In Augusta Hebbert’s portrayal of Beauty we heard her move from naïve enjoyment in her youth and prettiness – even teasing Time and Enlightenment as to whether they have any power over her – through the frustrations of choosing between Pleasure or Time, and to humble submission to the truth revealed to her. In a sense we witness Beauty’s new-found illumination over her former deluded worldview, and its culmination was realised by Hebbert’s ascending the pulpit to sing a radiant ‘Tu del Ciel’, one of the most ravishing arias (so tenderly simple and direct) that Handel ever wrote. As Pleasure, Hannah Sandison gave a veneer of specious opulence to the music, designed to ensure that Beauty would remain ensnared by her charms. Her singing was captivating when Pleasure was on the offensive, working particularly well in tandem with the chamber-organ continuo accompaniment in ‘Un leggiadro’. But chameleon-like, she appeared in a dangerously different musical guise in ‘Fosco genio’ when warning Beauty of the gloominess that would descend if she were to banish Pleasure. And yet there was a further insight into Pleasure’s character with the introduction of anguish and regret in ‘Tu giurasti di mai’, in which she berates Beauty for leaving her.
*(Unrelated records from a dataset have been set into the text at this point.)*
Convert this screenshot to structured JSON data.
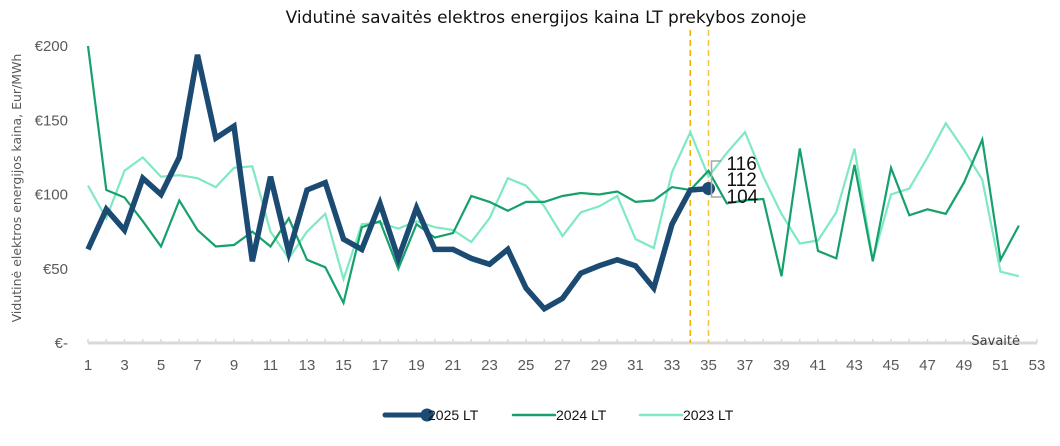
{
  "chart_data": {
    "type": "line",
    "title": "Vidutinė savaitės elektros energijos kaina LT prekybos zonoje",
    "xlabel": "Savaitė",
    "ylabel": "Vidutinė elektros energijos kaina, Eur/MWh",
    "ylim": [
      0,
      200
    ],
    "xlim": [
      1,
      53
    ],
    "y_ticks": [
      {
        "value": 0,
        "label": "€-"
      },
      {
        "value": 50,
        "label": "€50"
      },
      {
        "value": 100,
        "label": "€100"
      },
      {
        "value": 150,
        "label": "€150"
      },
      {
        "value": 200,
        "label": "€200"
      }
    ],
    "x_ticks": [
      "1",
      "3",
      "5",
      "7",
      "9",
      "11",
      "13",
      "15",
      "17",
      "19",
      "21",
      "23",
      "25",
      "27",
      "29",
      "31",
      "33",
      "35",
      "37",
      "39",
      "41",
      "43",
      "45",
      "47",
      "49",
      "51",
      "53"
    ],
    "grid": false,
    "legend_position": "bottom",
    "reference_lines": [
      {
        "x": 34,
        "color": "#f0b400"
      },
      {
        "x": 35,
        "color": "#f5c842"
      }
    ],
    "series": [
      {
        "name": "2025 LT",
        "color": "#1b4a72",
        "values": [
          63,
          90,
          76,
          111,
          100,
          125,
          194,
          138,
          146,
          55,
          112,
          61,
          103,
          108,
          70,
          63,
          94,
          57,
          91,
          63,
          63,
          57,
          53,
          63,
          37,
          23,
          30,
          47,
          52,
          56,
          52,
          37,
          80,
          103,
          104
        ]
      },
      {
        "name": "2024 LT",
        "color": "#16a06a",
        "values": [
          200,
          103,
          98,
          82,
          65,
          96,
          76,
          65,
          66,
          75,
          65,
          84,
          56,
          51,
          27,
          78,
          82,
          50,
          80,
          71,
          74,
          99,
          95,
          89,
          95,
          95,
          99,
          101,
          100,
          102,
          95,
          96,
          105,
          103,
          116,
          94,
          96,
          97,
          45,
          131,
          62,
          57,
          120,
          55,
          118,
          86,
          90,
          87,
          108,
          137,
          56,
          79
        ]
      },
      {
        "name": "2023 LT",
        "color": "#7fe8c4",
        "values": [
          106,
          84,
          116,
          125,
          112,
          113,
          111,
          105,
          118,
          119,
          75,
          57,
          75,
          87,
          43,
          80,
          81,
          77,
          82,
          78,
          76,
          68,
          84,
          111,
          106,
          92,
          72,
          88,
          92,
          99,
          70,
          64,
          115,
          142,
          112,
          128,
          142,
          112,
          87,
          67,
          69,
          88,
          131,
          56,
          100,
          104,
          125,
          148,
          130,
          110,
          48,
          45
        ]
      }
    ],
    "data_labels": [
      {
        "text": "116",
        "series": "2024 LT",
        "x": 35
      },
      {
        "text": "112",
        "series": "2023 LT",
        "x": 35
      },
      {
        "text": "104",
        "series": "2025 LT",
        "x": 35
      }
    ]
  }
}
Samuel John Furness gave a commanding rendition of Time, a stern, didactic character that Furness brought out with considerable force, at times having almost the weight of a bass instead of the tenor he is. However he did not provide a one-dimensional account of the role, but brought out other aspects: even in the recitative that opens the Second Part, where Time discloses to Beauty what Truth entails, Furness sang his lines with thoughtfulness and gravity instead of admonishment. Two of the oratorio’s highlights are reserved for Enlightenment, the luscious arias ‘Crede l’uom’ and ‘Più non cura’, both of which feature recorders. Countertenor Christopher Lowrey rendered the yearning simplicity of their melodic lines to perfection, with no breaks between notes. Enlightenment rather functions as the go-between from Time to Beauty, and with his equally beguiling music it is no wonder Beauty should find it such a difficult choice to make. Lowrey rightly sang with a more-chaste and temperate sense of refinement than Pleasure, and so there was a genuine choice. Lowrey’s voice has a bright and rounded vibrato that reminds of Derek Lee Ragin’s, one of Lowrey’s teachers.

The performance was not staged explicitly, but there were telling gestures among the soloists. The setting of St George’s (Handel’s parish church) gave solemnity to this morality. Indispensable was David Bates’s direction and the dynamic and warm playing of La Nuova Musica, as engaged with the music as the singers. Rarely can such moralising have been so enchanting!